Suddiviso in ventuno capitoli lirici, il libro procede agilmente attraversando i flutti, se così possiamo dire, di una navigazione tempestosa e non solo per le condizioni del mare. Vediamo in crescendo che l’irriducibile capitano Achab è sempre più ossessionato dal desiderio di uccidere l’ astutissima balena, il che, in La Rachele, lo rende spietato verso gli altri esseri umani allorché nega al comandante della nave l’aiuto per ricercare il figlio disperso in mare ma anche verso se stesso quando, in Stupido Achab, confessa la sua colpa per aver abbandonato, dopo una sola notte, la ‘moglie bambina’ e rimpiange di essersi condannato volontariamente e per sempre alla solitudine.

La sfida si consumerà in tre giorni quando, il terzo giorno, l’arpione lanciato da Achab in bilico su una lancia colpirà a morte la balena ma si avvolgerà anche intorno al suo collo trascinandoli uniti negli abissi e infine realizzando le parole di La profezia: “Io sono la balena ormai, capite? Il leviatano è dentro di me, Achab e Moby Dick, Moby Dick e Achab per sempre insieme in eterno!”.

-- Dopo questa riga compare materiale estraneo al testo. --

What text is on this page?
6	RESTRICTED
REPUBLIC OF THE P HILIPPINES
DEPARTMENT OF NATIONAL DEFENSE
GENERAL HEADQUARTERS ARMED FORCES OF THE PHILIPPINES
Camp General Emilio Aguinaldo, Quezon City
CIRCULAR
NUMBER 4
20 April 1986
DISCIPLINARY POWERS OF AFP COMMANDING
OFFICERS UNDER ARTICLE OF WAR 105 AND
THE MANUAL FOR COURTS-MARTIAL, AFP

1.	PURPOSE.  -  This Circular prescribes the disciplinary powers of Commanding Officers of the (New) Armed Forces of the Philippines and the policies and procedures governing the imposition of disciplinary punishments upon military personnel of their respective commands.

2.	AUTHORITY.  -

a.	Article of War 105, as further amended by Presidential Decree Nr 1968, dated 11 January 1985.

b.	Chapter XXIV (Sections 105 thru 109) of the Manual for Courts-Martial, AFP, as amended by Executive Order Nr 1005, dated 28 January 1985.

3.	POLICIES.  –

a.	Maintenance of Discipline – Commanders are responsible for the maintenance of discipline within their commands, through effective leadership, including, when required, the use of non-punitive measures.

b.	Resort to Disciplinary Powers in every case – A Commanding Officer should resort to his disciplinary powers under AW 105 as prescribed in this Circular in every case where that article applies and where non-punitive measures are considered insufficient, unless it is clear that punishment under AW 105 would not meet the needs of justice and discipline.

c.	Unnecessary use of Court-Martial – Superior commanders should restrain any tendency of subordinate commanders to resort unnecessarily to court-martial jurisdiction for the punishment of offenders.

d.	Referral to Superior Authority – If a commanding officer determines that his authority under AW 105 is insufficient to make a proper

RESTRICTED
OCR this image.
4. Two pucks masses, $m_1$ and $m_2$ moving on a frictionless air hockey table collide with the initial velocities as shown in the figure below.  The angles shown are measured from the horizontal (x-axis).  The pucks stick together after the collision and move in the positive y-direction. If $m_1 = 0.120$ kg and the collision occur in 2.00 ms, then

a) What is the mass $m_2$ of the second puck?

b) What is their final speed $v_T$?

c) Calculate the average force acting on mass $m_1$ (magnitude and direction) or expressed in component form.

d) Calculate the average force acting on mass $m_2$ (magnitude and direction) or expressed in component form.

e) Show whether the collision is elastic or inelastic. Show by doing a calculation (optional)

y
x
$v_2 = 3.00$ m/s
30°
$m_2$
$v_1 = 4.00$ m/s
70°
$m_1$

La domanda che scaturisce immediata dalla lettura di Io, Moby Dick è: Achab aspira davvero ad uccidere la balena bianca oppure a farsi ‘uno’ in lei, sia pur nella morte? Achab e Moby Dick possono metaforicamente identificarsi nel suo autore, in Corrado D’Elia, appassionatosi al Teatro fin da bambino? Una domanda che di rimando interroga tutti noi se pensiamo alle nostre passioni e a ciò che facciamo o abbiamo fatto, affrontando i relativi rischi, per realizzarle.

Sappiamo che il libro di H. Melville è stato ed è tuttora oggetto delle più diverse speculazioni e interpretazioni sia teatrali che filosofiche o religiose ma la peculiarità del nostro libro sta nella sua immediatezza metaforica nel senso della sua capacità di riverberarsi nel nostro vissuto senza mediazioni, attuando così, sulla pagina scritta, la stessa funzione di ricerca della verità che, fin dalla notte dei tempi, è scopo e funzione del Teatro.

Io, Moby Dick, è dunque un libro da non deporre negli scaffali della nostra libreria bensì da tenere a portata di mano, sul nostro comodino.